The prime suspect: transcription factors. Those are various proteins that occur in cells and determine what portion of the DNA are read and copied, ultimately defining the identity and function of each individual cell. “Once we know which cells replace which cells, then we can look at the transcriptions factors that coordinate the formation a fibrotic scar post-myocardial infarction,” says Camboa. If the 36 year-old and his team can find them, they’ll look for a way to turn off transcription factors driving cardiac fibrotic responses once these have completed their wound healing function. The overall goal would be a medication – but it could be years to decades before things get that far.
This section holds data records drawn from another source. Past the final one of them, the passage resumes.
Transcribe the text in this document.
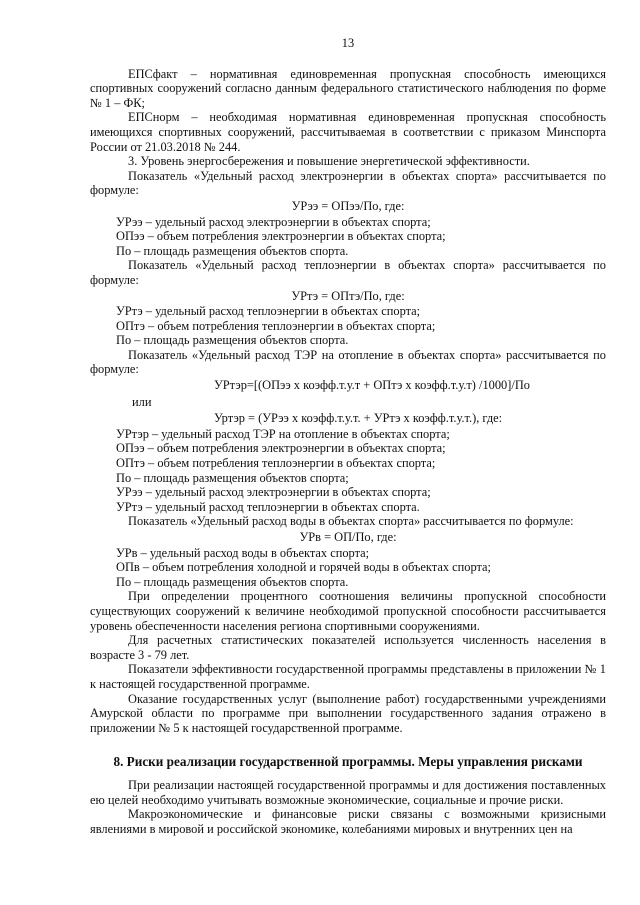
13

ЕПСфакт – нормативная единовременная пропускная способность имеющихся спортивных сооружений согласно данным федерального статистического наблюдения по форме № 1 – ФК;

ЕПСнорм – необходимая нормативная единовременная пропускная способность имеющихся спортивных сооружений, рассчитываемая в соответствии с приказом Минспорта России от 21.03.2018 № 244.

3. Уровень энергосбережения и повышение энергетической эффективности.

Показатель «Удельный расход электроэнергии в объектах спорта» рассчитывается по формуле:

УРээ = ОПээ/По, где:

УРээ – удельный расход электроэнергии в объектах спорта;

ОПээ – объем потребления электроэнергии в объектах спорта;

По – площадь размещения объектов спорта.

Показатель «Удельный расход теплоэнергии в объектах спорта» рассчитывается по формуле:

УРтэ = ОПтэ/По, где:

УРтэ – удельный расход теплоэнергии в объектах спорта;

ОПтэ – объем потребления теплоэнергии в объектах спорта;

По – площадь размещения объектов спорта.

Показатель «Удельный расход ТЭР на отопление в объектах спорта» рассчитывается по формуле:

УРтэр=[(ОПээ х коэфф.т.у.т + ОПтэ х коэфф.т.у.т) /1000]/По

или

Уртэр = (УРээ х коэфф.т.у.т. + УРтэ х коэфф.т.у.т.), где:

УРтэр – удельный расход ТЭР на отопление в объектах спорта;

ОПээ – объем потребления электроэнергии в объектах спорта;

ОПтэ – объем потребления теплоэнергии в объектах спорта;

По – площадь размещения объектов спорта;

УРээ – удельный расход электроэнергии в объектах спорта;

УРтэ – удельный расход теплоэнергии в объектах спорта.

Показатель «Удельный расход воды в объектах спорта» рассчитывается по формуле:

УРв = ОП/По, где:

УРв – удельный расход воды в объектах спорта;

ОПв – объем потребления холодной и горячей воды в объектах спорта;

По – площадь размещения объектов спорта.

При определении процентного соотношения величины пропускной способности существующих сооружений к величине необходимой пропускной способности рассчитывается уровень обеспеченности населения региона спортивными сооружениями.

Для расчетных статистических показателей используется численность населения в возрасте 3 - 79 лет.

Показатели эффективности государственной программы представлены в приложении № 1 к настоящей государственной программе.

Оказание государственных услуг (выполнение работ) государственными учреждениями Амурской области по программе при выполнении государственного задания отражено в приложении № 5 к настоящей государственной программе.

8. Риски реализации государственной программы. Меры управления рисками

При реализации настоящей государственной программы и для достижения поставленных ею целей необходимо учитывать возможные экономические, социальные и прочие риски.

Макроэкономические и финансовые риски связаны с возможными кризисными явлениями в мировой и российской экономике, колебаниями мировых и внутренних цен на
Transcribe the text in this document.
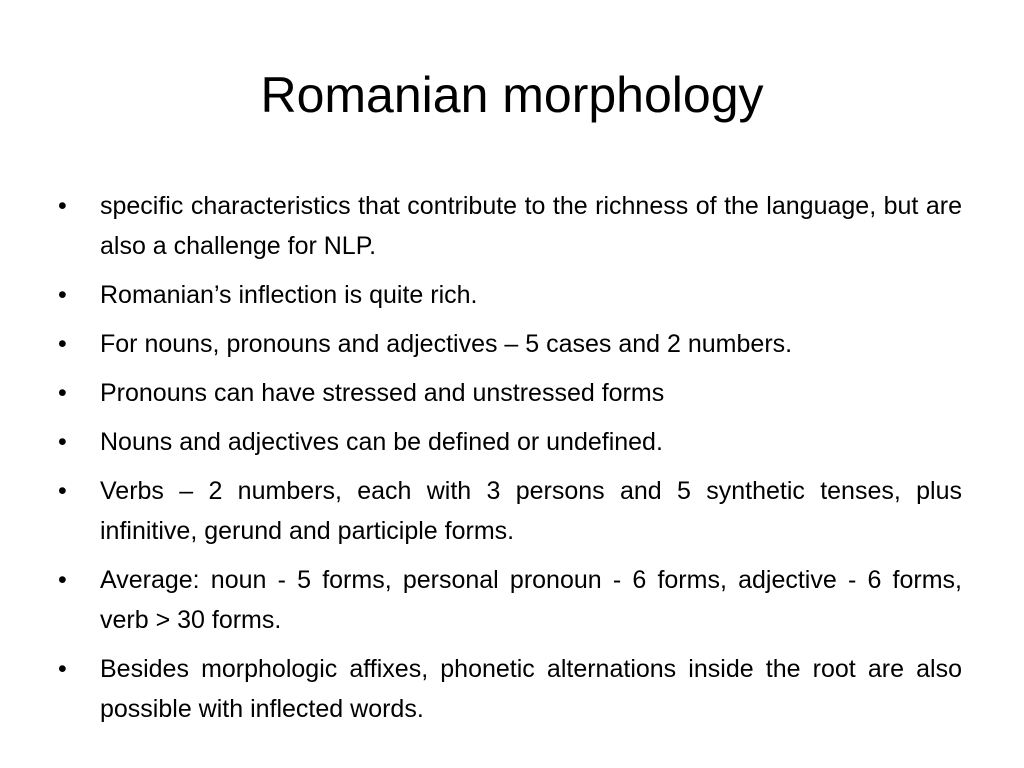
Romanian morphology
•	specific characteristics that contribute to the richness of the language, but are also a challenge for NLP.
•	Romanian’s inflection is quite rich.
•	For nouns, pronouns and adjectives – 5 cases and 2 numbers.
•	Pronouns can have stressed and unstressed forms
•	Nouns and adjectives can be defined or undefined.
•	Verbs – 2 numbers, each with 3 persons and 5 synthetic tenses, plus infinitive, gerund and participle forms.
•	Average: noun - 5 forms, personal pronoun - 6 forms, adjective - 6 forms, verb > 30 forms.
•	Besides morphologic affixes, phonetic alternations inside the root are also possible with inflected words.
Pleasure of sharing knowledge

Besides searching for knowledge, Camboa also want to pass knowledge on. It’s the first time he’s lead a group and he tries to keep things as democratic as possible. “Of course I make the decisions about which direction to take the research in the end,” he says. “But I always try to take the views of my team who work in the lab into consideration.” But the best thing about his new leadership role is that he can now pass one what he once learned and researched in San Diego. “It’s a great feeling to pass on all these things that I was once so excited about and to see how others get as excited as I did several years ago.” Sometimes he also shows them pictures of how the heart develops out of a tube.